As discussed earlier, the crime of indecent assault does not include the element of "forcible compulsion" as does the crime of rape. The evidence described above is clearly sufficient to support the jury's conviction of indecent assault. "Indecent contact" is defined as "[a]ny touching of the sexual or other intimate parts of the person for the purpose of arousing or gratifying sexual desire, in either person." 18 Pa.C.S. § 3101. Appellee himself testified to the "indecent contact." The victim testified that she repeatedly said "no" throughout the encounter. Viewing that testimony in the light most favorable to the Commonwealth as verdict winner, the jury reasonably could have inferred that the victim did not consent to the indecent contact. Thus, the evidence was sufficient to support the jury's verdict finding Appellee guilty of indecent assault.

We hold that the trial court's application of the Rape Shield Law, excluding the proffered evidence under the instant facts, was not error, that the evidence was sufficient to support a conviction of indecent assault, and that the Superior Court's reversal of the trial court's order with regard to the indecent assault charge was error.

*153 Accordingly, the order of the Superior Court reversing the rape conviction is affirmed. The order of the Superior Court reversing Appellee's conviction of indecent assault and remanding for a new trial is vacated. The conviction and the trial court's sentence on the indecent assault charge are reinstated.

LARSEN, J., did not participate in the decision of this case.
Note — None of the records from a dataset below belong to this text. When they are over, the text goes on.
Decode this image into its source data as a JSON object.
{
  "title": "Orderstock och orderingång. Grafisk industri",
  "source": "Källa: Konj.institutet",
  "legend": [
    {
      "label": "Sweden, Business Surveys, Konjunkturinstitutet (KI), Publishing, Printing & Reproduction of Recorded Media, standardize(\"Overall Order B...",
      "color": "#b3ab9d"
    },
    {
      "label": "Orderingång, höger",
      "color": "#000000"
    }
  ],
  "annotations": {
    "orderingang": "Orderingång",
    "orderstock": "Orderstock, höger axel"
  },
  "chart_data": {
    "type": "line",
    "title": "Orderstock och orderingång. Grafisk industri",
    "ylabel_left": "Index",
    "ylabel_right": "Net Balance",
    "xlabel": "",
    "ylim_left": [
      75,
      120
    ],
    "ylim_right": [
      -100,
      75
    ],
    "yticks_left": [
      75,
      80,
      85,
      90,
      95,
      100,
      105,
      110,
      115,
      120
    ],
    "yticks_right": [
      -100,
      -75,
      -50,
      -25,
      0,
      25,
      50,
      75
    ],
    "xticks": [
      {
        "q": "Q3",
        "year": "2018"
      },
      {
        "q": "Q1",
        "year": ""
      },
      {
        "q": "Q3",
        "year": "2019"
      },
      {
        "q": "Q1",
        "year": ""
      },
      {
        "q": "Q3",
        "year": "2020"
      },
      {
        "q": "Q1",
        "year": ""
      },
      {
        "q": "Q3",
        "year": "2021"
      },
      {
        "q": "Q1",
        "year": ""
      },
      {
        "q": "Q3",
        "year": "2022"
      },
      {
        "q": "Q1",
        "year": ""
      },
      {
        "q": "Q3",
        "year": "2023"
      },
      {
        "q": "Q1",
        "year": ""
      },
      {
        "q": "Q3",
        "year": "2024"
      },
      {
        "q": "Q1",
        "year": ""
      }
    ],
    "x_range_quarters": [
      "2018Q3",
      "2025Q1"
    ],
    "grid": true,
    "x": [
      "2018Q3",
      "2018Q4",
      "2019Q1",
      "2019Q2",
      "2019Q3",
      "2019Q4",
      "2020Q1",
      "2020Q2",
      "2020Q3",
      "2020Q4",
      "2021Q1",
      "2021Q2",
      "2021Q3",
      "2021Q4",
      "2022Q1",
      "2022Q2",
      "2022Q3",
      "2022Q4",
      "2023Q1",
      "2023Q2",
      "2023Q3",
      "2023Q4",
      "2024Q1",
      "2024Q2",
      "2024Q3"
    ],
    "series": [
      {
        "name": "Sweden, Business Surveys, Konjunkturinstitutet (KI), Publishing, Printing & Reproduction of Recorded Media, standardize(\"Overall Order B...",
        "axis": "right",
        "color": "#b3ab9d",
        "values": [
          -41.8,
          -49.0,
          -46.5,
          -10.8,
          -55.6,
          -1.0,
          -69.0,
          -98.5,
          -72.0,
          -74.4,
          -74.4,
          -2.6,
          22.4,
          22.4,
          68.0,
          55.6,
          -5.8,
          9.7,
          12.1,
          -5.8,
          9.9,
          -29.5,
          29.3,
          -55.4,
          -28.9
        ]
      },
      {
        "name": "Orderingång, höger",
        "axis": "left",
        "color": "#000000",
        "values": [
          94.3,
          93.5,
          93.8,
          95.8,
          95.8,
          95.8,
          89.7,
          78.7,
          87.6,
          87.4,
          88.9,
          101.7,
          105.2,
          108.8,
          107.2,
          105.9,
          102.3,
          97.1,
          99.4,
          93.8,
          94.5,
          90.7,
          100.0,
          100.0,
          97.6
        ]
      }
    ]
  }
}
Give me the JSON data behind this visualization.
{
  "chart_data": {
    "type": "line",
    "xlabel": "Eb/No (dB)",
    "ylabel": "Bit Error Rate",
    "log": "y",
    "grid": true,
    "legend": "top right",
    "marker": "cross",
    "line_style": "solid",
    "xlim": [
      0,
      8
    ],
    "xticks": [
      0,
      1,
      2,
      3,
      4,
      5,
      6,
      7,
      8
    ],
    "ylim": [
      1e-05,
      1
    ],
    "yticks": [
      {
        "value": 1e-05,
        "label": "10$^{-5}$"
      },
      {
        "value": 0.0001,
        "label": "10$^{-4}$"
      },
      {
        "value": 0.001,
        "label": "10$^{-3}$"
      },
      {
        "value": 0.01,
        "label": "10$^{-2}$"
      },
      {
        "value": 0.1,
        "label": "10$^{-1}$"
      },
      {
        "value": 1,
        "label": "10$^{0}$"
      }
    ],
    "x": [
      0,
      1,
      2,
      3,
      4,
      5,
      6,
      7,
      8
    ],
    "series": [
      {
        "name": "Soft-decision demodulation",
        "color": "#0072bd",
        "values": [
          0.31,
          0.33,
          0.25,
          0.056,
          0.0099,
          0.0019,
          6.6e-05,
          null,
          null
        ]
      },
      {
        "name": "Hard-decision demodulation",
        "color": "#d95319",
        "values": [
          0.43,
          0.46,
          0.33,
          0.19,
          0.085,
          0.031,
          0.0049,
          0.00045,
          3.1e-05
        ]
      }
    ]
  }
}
ZAPPALA, J., concurs in the result.

MONTEMURO, Senior Justice, was an appointed Justice of the Court at the time of argument.[*]


[1] 18 Pa.C.S. § 3121.

[2] 18 Pa.C.S.A. § 3104.

[3] 18 Pa.C.S. § 3126.

[4] The Opinion in Support of Reversal in Mlinarich did not take issue with the implicit holding of the Opinion in Support of Affirmance that something more than a lack of consent is required to prove "forcible compulsion." The Opinion in Support of Reversal acknowledged a general legislative intent to introduce an objective standard regarding the degree of physical force, threat of physical force, or psychological coercion required under 18 Pa.C.S. § 3121, in that it must be sufficient to "prevent resistance by a person of reasonable resolution," but argued that the "peculiar situation" of the victim and other subjective factors should be considered by the court in determining "resistance," "assent," and "consent," and that under the specific circumstances in Mlinarich sufficient facts were set forth to allow a finding of the requisite degree of psychological coercion to support the forcible compulsion element of 18 Pa.C.S. § 3121. Mlinarich 518 Pa. at 270, 542 A.2d at 1347.

[*] Mr. Justice Montemuro is sitting by designation as senior justice pursuant to Judicial Assignment Docket No. 94 R1800, due to the unavailability of Mr. Justice Larsen, see No. 127 Judicial Administration Docket No. 1, filed October 28, 1993.